Trial courts need not be reluctant to order restitution as a condition of probation simply because of a defendant's indigence. Section 973.09(1) provides that restitution shall be provided to the extent possible unless the court finds that there is substantial reason not to order restitution. This language, in conjunction with the court's obligation to consider the probationer's financial resources and future ability to pay, allows a trial court to place a defendant on probation and order restitution of an amount less than the full damages caused if that defendant does not have the financial resources or future ability to pay full restitution.
In determining the amount of restitution, a court must consider the probationer's financial resources and future ability to pay, and cannot establish an amount of restitution so high as to demonstrate a disregard of this obligation. In fulfilling this requirement, though, the court may additionally consider the probationer's assets, employment history, present employment, prospects for future employment, potential sources of income, the cost of supporting the probationer's dependents, and other competing demands on the probationer's income. See Huggett, 83 Wis. 2d at 803, 266 N.W.2d at 409.

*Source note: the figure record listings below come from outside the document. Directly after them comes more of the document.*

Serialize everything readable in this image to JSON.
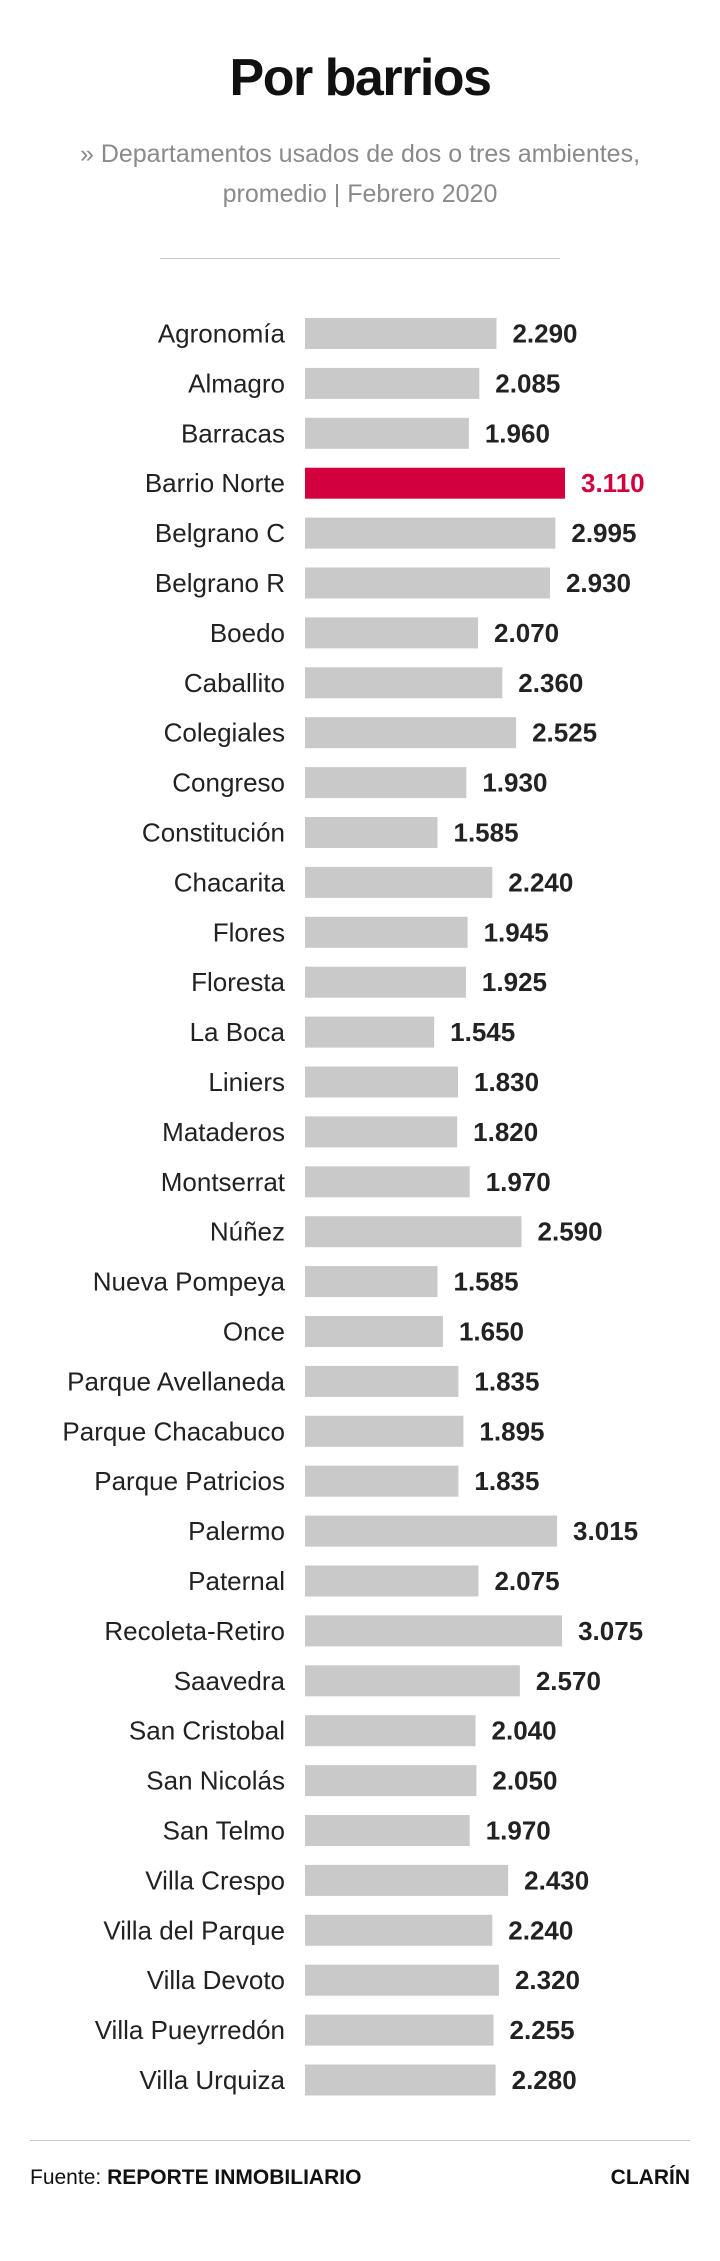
{
  "header": {
    "title": "Por barrios",
    "subtitle_line1": "» Departamentos usados de dos o tres ambientes,",
    "subtitle_line2": "promedio | Febrero 2020"
  },
  "footer": {
    "source_prefix": "Fuente:",
    "source_name": "REPORTE INMOBILIARIO",
    "brand": "CLARÍN"
  },
  "colors": {
    "bar": "#c9c9c9",
    "highlight": "#d2003c"
  },
  "chart_data": {
    "type": "bar",
    "orientation": "horizontal",
    "highlight": "Barrio Norte",
    "categories": [
      "Agronomía",
      "Almagro",
      "Barracas",
      "Barrio Norte",
      "Belgrano C",
      "Belgrano R",
      "Boedo",
      "Caballito",
      "Colegiales",
      "Congreso",
      "Constitución",
      "Chacarita",
      "Flores",
      "Floresta",
      "La Boca",
      "Liniers",
      "Mataderos",
      "Montserrat",
      "Núñez",
      "Nueva Pompeya",
      "Once",
      "Parque Avellaneda",
      "Parque Chacabuco",
      "Parque Patricios",
      "Palermo",
      "Paternal",
      "Recoleta-Retiro",
      "Saavedra",
      "San Cristobal",
      "San Nicolás",
      "San Telmo",
      "Villa Crespo",
      "Villa del Parque",
      "Villa Devoto",
      "Villa Pueyrredón",
      "Villa Urquiza"
    ],
    "values": [
      2290,
      2085,
      1960,
      3110,
      2995,
      2930,
      2070,
      2360,
      2525,
      1930,
      1585,
      2240,
      1945,
      1925,
      1545,
      1830,
      1820,
      1970,
      2590,
      1585,
      1650,
      1835,
      1895,
      1835,
      3015,
      2075,
      3075,
      2570,
      2040,
      2050,
      1970,
      2430,
      2240,
      2320,
      2255,
      2280
    ],
    "value_labels": [
      "2.290",
      "2.085",
      "1.960",
      "3.110",
      "2.995",
      "2.930",
      "2.070",
      "2.360",
      "2.525",
      "1.930",
      "1.585",
      "2.240",
      "1.945",
      "1.925",
      "1.545",
      "1.830",
      "1.820",
      "1.970",
      "2.590",
      "1.585",
      "1.650",
      "1.835",
      "1.895",
      "1.835",
      "3.015",
      "2.075",
      "3.075",
      "2.570",
      "2.040",
      "2.050",
      "1.970",
      "2.430",
      "2.240",
      "2.320",
      "2.255",
      "2.280"
    ],
    "xlim": [
      0,
      3110
    ]
  }
}
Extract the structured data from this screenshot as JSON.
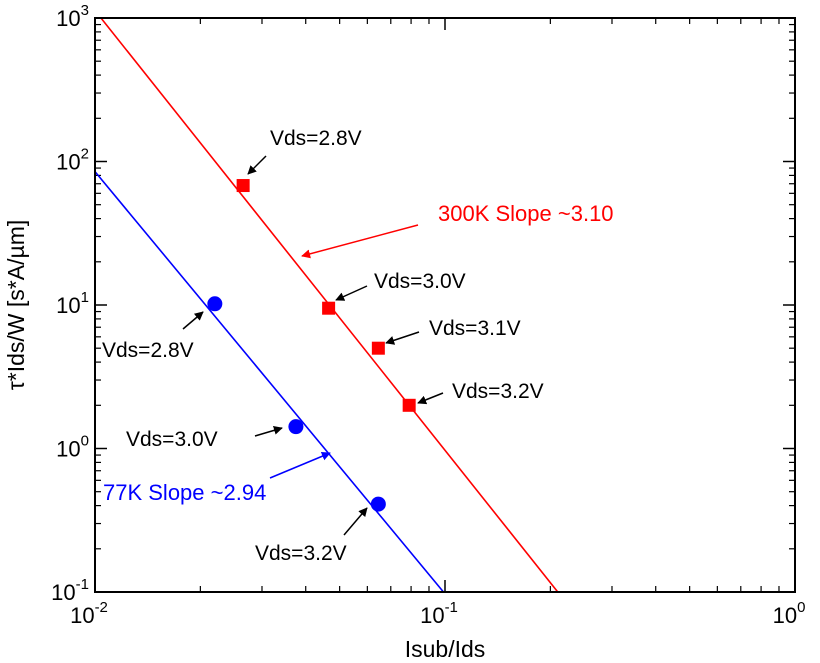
{
  "chart_data": {
    "type": "scatter",
    "x_scale": "log",
    "y_scale": "log",
    "xlim": [
      0.01,
      1
    ],
    "ylim": [
      0.1,
      1000
    ],
    "xlabel": "Isub/Ids",
    "ylabel": "τ*Ids/W [s*A/µm]",
    "x_ticks": [
      {
        "value": 0.01,
        "base": "10",
        "exp": "-2"
      },
      {
        "value": 0.1,
        "base": "10",
        "exp": "-1"
      },
      {
        "value": 1,
        "base": "10",
        "exp": "0"
      }
    ],
    "y_ticks": [
      {
        "value": 0.1,
        "base": "10",
        "exp": "-1"
      },
      {
        "value": 1,
        "base": "10",
        "exp": "0"
      },
      {
        "value": 10,
        "base": "10",
        "exp": "1"
      },
      {
        "value": 100,
        "base": "10",
        "exp": "2"
      },
      {
        "value": 1000,
        "base": "10",
        "exp": "3"
      }
    ],
    "grid": false,
    "series": [
      {
        "id": "s300",
        "label": "300K Slope ~3.10",
        "color": "#ff0000",
        "marker": "square",
        "fit_line": [
          [
            0.0104,
            1000
          ],
          [
            0.21,
            0.1
          ]
        ],
        "points": [
          {
            "x": 0.0265,
            "y": 68,
            "label": "Vds=2.8V"
          },
          {
            "x": 0.0465,
            "y": 9.5,
            "label": "Vds=3.0V"
          },
          {
            "x": 0.0645,
            "y": 5.0,
            "label": "Vds=3.1V"
          },
          {
            "x": 0.079,
            "y": 2.0,
            "label": "Vds=3.2V"
          }
        ]
      },
      {
        "id": "s77",
        "label": "77K Slope ~2.94",
        "color": "#0000ff",
        "marker": "circle",
        "fit_line": [
          [
            0.01,
            85
          ],
          [
            0.099,
            0.1
          ]
        ],
        "points": [
          {
            "x": 0.022,
            "y": 10.2,
            "label": "Vds=2.8V"
          },
          {
            "x": 0.0375,
            "y": 1.42,
            "label": "Vds=3.0V"
          },
          {
            "x": 0.0645,
            "y": 0.41,
            "label": "Vds=3.2V"
          }
        ]
      }
    ]
  }
}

By the Court. Order reversed and cause remanded for a new hearing.
NOTES
[1] Section 973.09(8), Stats., provides:
In this section, "pecuniary loss" means:
(a) All special damages, but not general damages, substantiated by evidence in the record, which a person could recover against the probationer in a civil action arising out of the facts or events constituting the probationer's criminal activities, including, without limitation because of enumeration, the money equivalent of loss resulting from property taken, destroyed, broken or otherwise harmed and out-of-pocket losses, such as medical expenses;
(b) Reasonable out-of-pocket expenses incurred by the victim resulting from the filing of charges or cooperating in the investigation and prosecution of the offense; and
(c) Interest at the legal rate on the amount of pecuniary loss from the time of loss until payment is made.
[2] Section 973.09(1m), Stats., provides in relevant part:
In determining the amount and method of payment, the court shall consider the financial resources and future ability of the probationer to pay. The court may provide for payment to the victim up to but not in excess of the pecuniary loss caused by the offense. Upon the order of the court, the district attorney or an official of a law enforcement agency, as defined in s. 165.83(1)(b), shall document the nature and amount of the victim's pecuniary loss. Upon the application of any interested party, the court shall schedule and hold an evidentiary hearing to determine the value of the victim's pecuniary loss resulting from the offense. The court shall not establish a payment schedule extending beyond the maximum term of probation that could have been imposed for the offense under sub. (2).